I believe we are all sinners, but not all people are guilty of sins due to ignorance. Such as a baby or mentally handicapped. A normal 5 year old would understand that stealing is wrong because of the conscience God has given them, if for nothing else.
Thanks for the link on this. Here are a few quotes from it.
"Ezekiel was not giving a discourse on the fall of Adam. The Fall is not in view here. Rather, Ezekiel is addressing the commonplace excuse that men use for their sins. They try to blame someone else for their own misdeeds. That human activity has gone on since the Fall, but that is about all this passage has to do with the Fall."

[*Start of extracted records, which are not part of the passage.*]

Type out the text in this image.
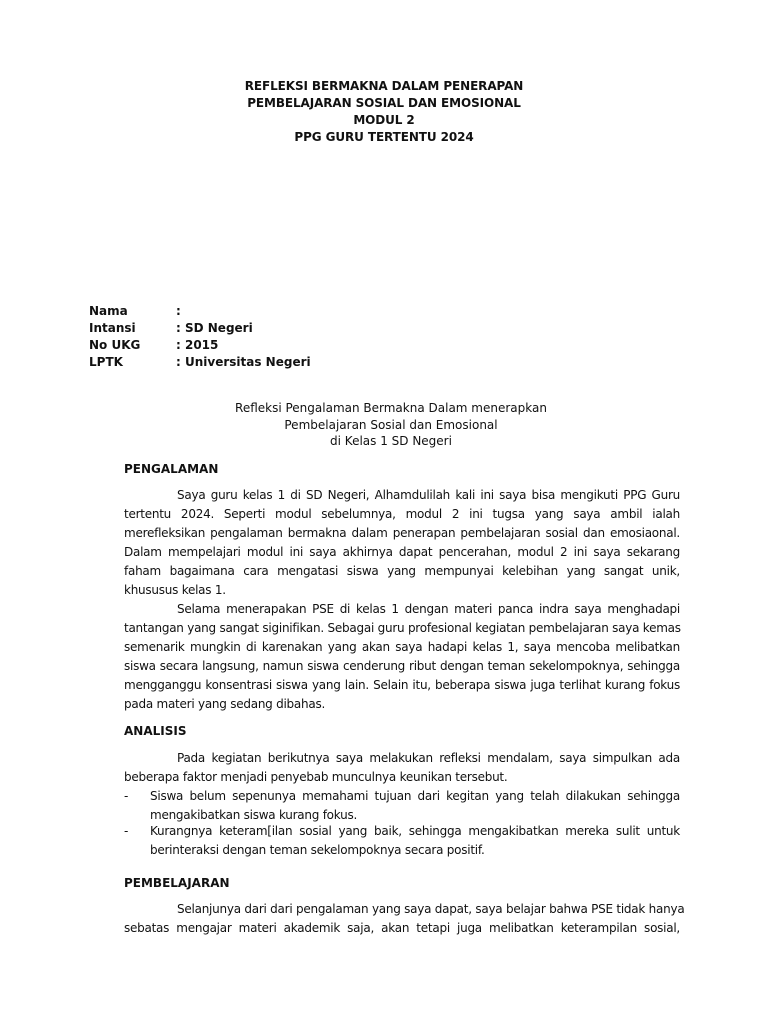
REFLEKSI BERMAKNA DALAM PENERAPAN
PEMBELAJARAN SOSIAL DAN EMOSIONAL
MODUL 2
PPG GURU TERTENTU 2024
Nama	:
Intansi	: SD Negeri
No UKG	: 2015
LPTK	: Universitas Negeri
Refleksi Pengalaman Bermakna Dalam menerapkan
Pembelajaran Sosial dan Emosional
di Kelas 1 SD Negeri
PENGALAMAN
Saya guru kelas 1 di SD Negeri, Alhamdulilah kali ini saya bisa mengikuti PPG Guru
tertentu 2024. Seperti modul sebelumnya, modul 2 ini tugsa yang saya ambil ialah
merefleksikan pengalaman bermakna dalam penerapan pembelajaran sosial dan emosiaonal.
Dalam mempelajari modul ini saya akhirnya dapat pencerahan, modul 2 ini saya sekarang
faham bagaimana cara mengatasi siswa yang mempunyai kelebihan yang sangat unik,
khususus kelas 1.
Selama menerapakan PSE di kelas 1 dengan materi panca indra saya menghadapi
tantangan yang sangat siginifikan. Sebagai guru profesional kegiatan pembelajaran saya kemas
semenarik mungkin di karenakan yang akan saya hadapi kelas 1, saya mencoba melibatkan
siswa secara langsung, namun siswa cenderung ribut dengan teman sekelompoknya, sehingga
mengganggu konsentrasi siswa yang lain. Selain itu, beberapa siswa juga terlihat kurang fokus
pada materi yang sedang dibahas.
ANALISIS
Pada kegiatan berikutnya saya melakukan refleksi mendalam, saya simpulkan ada
beberapa faktor menjadi penyebab munculnya keunikan tersebut.
- Siswa belum sepenunya memahami tujuan dari kegitan yang telah dilakukan sehingga
mengakibatkan siswa kurang fokus.
- Kurangnya keteram[ilan sosial yang baik, sehingga mengakibatkan mereka sulit untuk
berinteraksi dengan teman sekelompoknya secara positif.
PEMBELAJARAN
Selanjunya dari dari pengalaman yang saya dapat, saya belajar bahwa PSE tidak hanya
sebatas mengajar materi akademik saja, akan tetapi juga melibatkan keterampilan sosial,
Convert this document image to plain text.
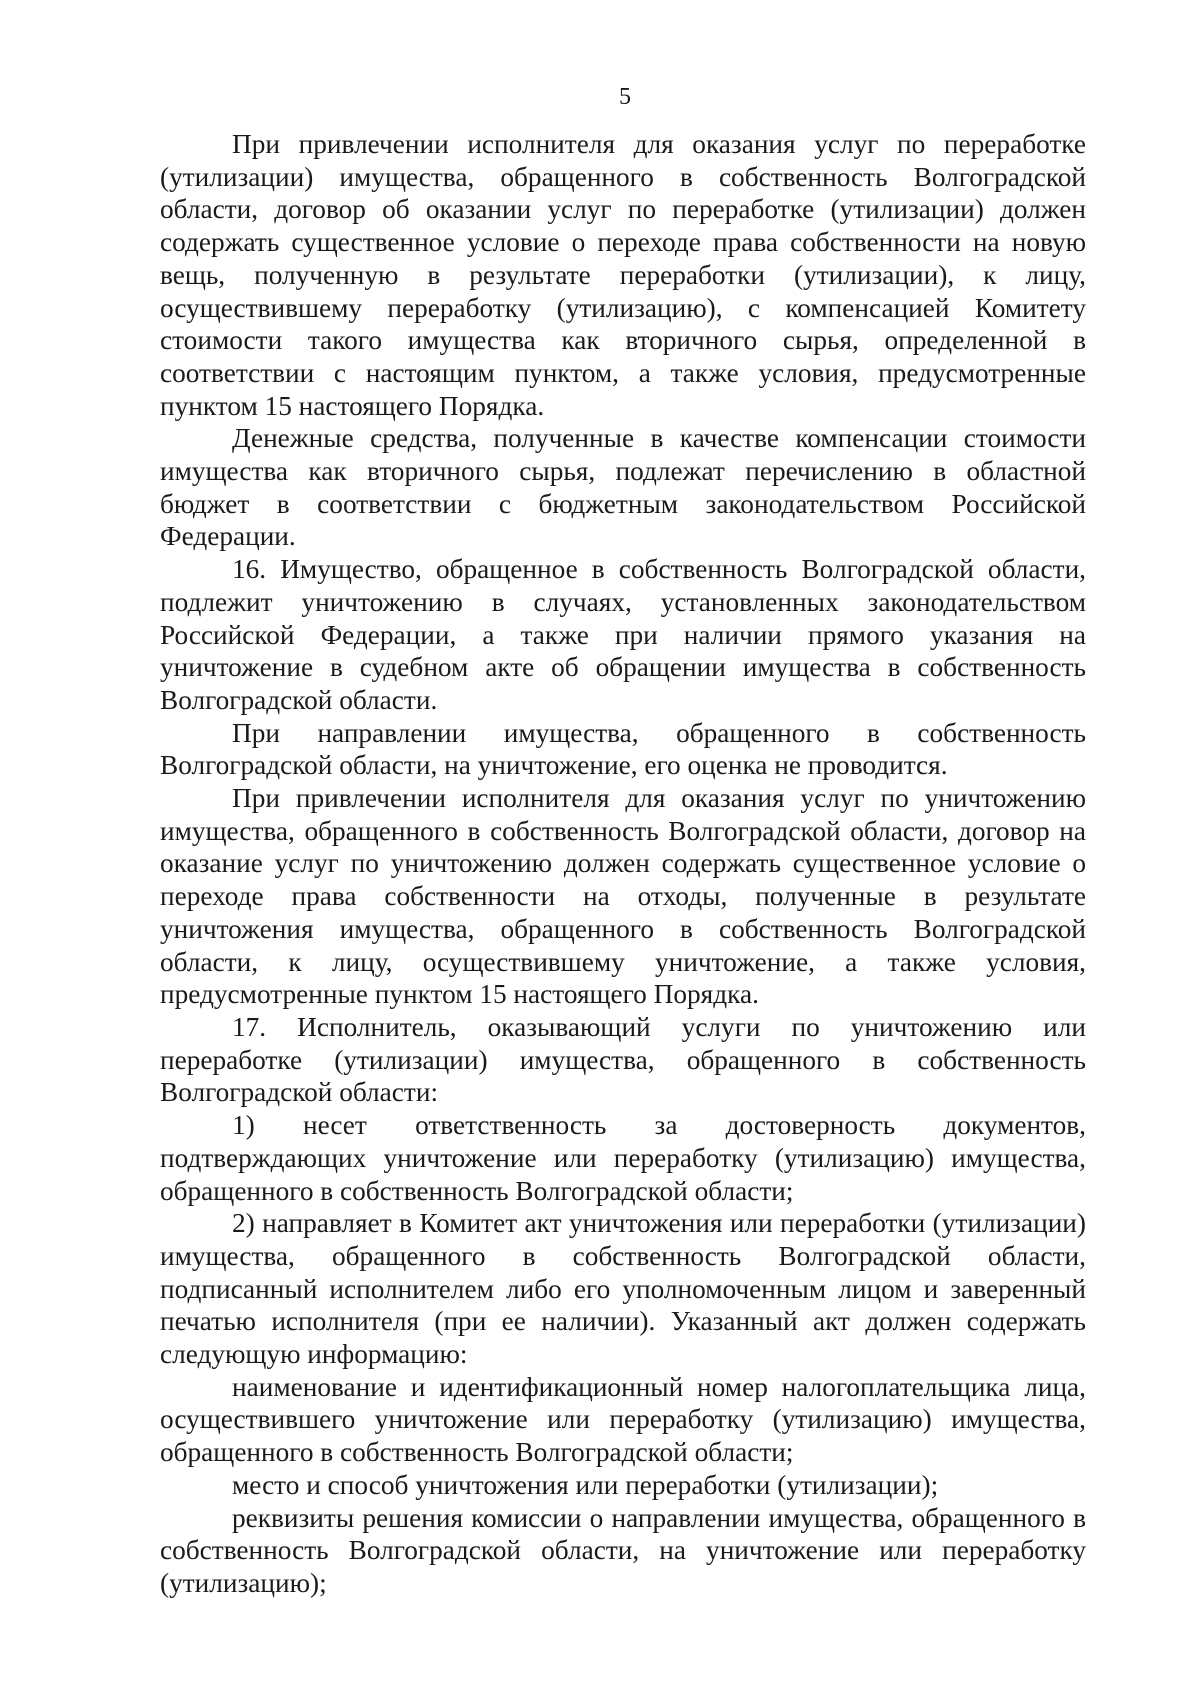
5

При привлечении исполнителя для оказания услуг по переработке (утилизации) имущества, обращенного в собственность Волгоградской области, договор об оказании услуг по переработке (утилизации) должен содержать существенное условие о переходе права собственности на новую вещь, полученную в результате переработки (утилизации), к лицу, осуществившему переработку (утилизацию), с компенсацией Комитету стоимости такого имущества как вторичного сырья, определенной в соответствии с настоящим пунктом, а также условия, предусмотренные пунктом 15 настоящего Порядка.

Денежные средства, полученные в качестве компенсации стоимости имущества как вторичного сырья, подлежат перечислению в областной бюджет в соответствии с бюджетным законодательством Российской Федерации.

16. Имущество, обращенное в собственность Волгоградской области, подлежит уничтожению в случаях, установленных законодательством Российской Федерации, а также при наличии прямого указания на уничтожение в судебном акте об обращении имущества в собственность Волгоградской области.

При направлении имущества, обращенного в собственность Волгоградской области, на уничтожение, его оценка не проводится.

При привлечении исполнителя для оказания услуг по уничтожению имущества, обращенного в собственность Волгоградской области, договор на оказание услуг по уничтожению должен содержать существенное условие о переходе права собственности на отходы, полученные в результате уничтожения имущества, обращенного в собственность Волгоградской области, к лицу, осуществившему уничтожение, а также условия, предусмотренные пунктом 15 настоящего Порядка.

17. Исполнитель, оказывающий услуги по уничтожению или переработке (утилизации) имущества, обращенного в собственность Волгоградской области:

1) несет ответственность за достоверность документов, подтверждающих уничтожение или переработку (утилизацию) имущества, обращенного в собственность Волгоградской области;

2) направляет в Комитет акт уничтожения или переработки (утилизации) имущества, обращенного в собственность Волгоградской области, подписанный исполнителем либо его уполномоченным лицом и заверенный печатью исполнителя (при ее наличии). Указанный акт должен содержать следующую информацию:

наименование и идентификационный номер налогоплательщика лица, осуществившего уничтожение или переработку (утилизацию) имущества, обращенного в собственность Волгоградской области;

место и способ уничтожения или переработки (утилизации);

реквизиты решения комиссии о направлении имущества, обращенного в собственность Волгоградской области, на уничтожение или переработку (утилизацию);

"Yet we dare not make it an absolute principle. If we do, then the text of Ezekiel would prove too much."
************** A few observations...
Instead of dealing with the text we are to not give weight to this verse because our understanding seems to be contrary to it?
Then there is the generalized exposition of the text given as "Ezekiel is addressing the commonplace excuse that men use for their sins?"
I have no PHD...but I do see in Ezek 18:2 , the text is addressing a proverb, not the commonplace excuse that men use for their sin. I see that the very same proverb in Ezek 18 is addressed in Jer. 31:29-30 as well.
Jer. 31:29 But every one shall die for his own iniquity: every man that eateth the sour grape, his teeth shall be set on edge.
After reading Jeremiah 31, perhaps the Father being spoken of is Jacob and the son being referenced is Ephraim.